The RBI and the finance ministry are confident of addressing apprehensions over the viability of these small banks, the governance structures and the ability of the regulator to take corrective action.

The Raghuram Rajan Committee had envisaged these local area banks as private, well-governed, deposit-taking small-finance banks. They were to have higher capital adequacy norms, a strict prohibition on related-party transactions, and lower concentration norms to offset chances of higher risk from being geographically constrained.

The committee was set up to suggest the next generation reforms for the Indian financial sector. It submitted the report in April 2008.

According to the official, these banks will be on the lines of six local area banks that were given licences by the RBI in 1996. A review committee formed in 2002 had opposed giving further licences, citing regulatory hurdles. Four of the six local area banks set up are still operational.

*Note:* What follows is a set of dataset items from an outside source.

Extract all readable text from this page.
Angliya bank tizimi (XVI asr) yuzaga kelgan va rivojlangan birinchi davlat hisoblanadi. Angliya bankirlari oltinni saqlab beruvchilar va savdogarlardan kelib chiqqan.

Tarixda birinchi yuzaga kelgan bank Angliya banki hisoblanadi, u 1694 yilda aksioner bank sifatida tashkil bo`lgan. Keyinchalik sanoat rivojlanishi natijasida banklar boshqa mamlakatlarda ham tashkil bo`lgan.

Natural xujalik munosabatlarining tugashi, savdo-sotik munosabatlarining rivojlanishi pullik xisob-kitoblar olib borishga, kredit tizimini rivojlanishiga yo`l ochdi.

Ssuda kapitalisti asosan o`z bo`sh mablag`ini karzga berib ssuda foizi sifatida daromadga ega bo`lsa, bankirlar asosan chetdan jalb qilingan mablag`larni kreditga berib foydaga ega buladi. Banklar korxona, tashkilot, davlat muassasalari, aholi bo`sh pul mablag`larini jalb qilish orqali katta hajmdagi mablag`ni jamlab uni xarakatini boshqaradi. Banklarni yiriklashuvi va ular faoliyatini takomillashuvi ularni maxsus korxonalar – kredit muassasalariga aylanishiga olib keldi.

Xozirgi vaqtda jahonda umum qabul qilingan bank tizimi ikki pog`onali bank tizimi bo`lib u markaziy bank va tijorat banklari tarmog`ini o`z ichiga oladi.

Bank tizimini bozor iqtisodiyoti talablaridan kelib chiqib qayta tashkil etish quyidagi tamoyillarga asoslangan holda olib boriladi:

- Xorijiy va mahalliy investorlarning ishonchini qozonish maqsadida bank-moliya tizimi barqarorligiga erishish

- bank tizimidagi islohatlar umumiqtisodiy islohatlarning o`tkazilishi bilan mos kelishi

According to a RBI official, local area banks are likely to have a capital adequacy ratio higher than 15%, while it is 12% for scheduled commercial banks. Capital adequacy ratio or CAR is the ratio of capital fund to risk weighted assets expressed in percentage terms. CAR is the measure of a bank’s ability to withstand losses arising from sticky loans. The local area banks will have higher capital adequacy ratio to offset higher risk arising from being geographically focused.

If the finance ministry’s proposal to consider the local area banks on par with scheduled commercial banks is accepted, the oversight of these banks is likely to rest with the department of banking operations and development in RBI, unlike in the earlier scheme when the department of banking supervision in RBI was in charge of the banks.

But the head of a large public sector bank who asked not to be named pointed out that the business correspondents model being pursued by the RBI will give people access to credit and there is no need to resume the licensing of local area banks.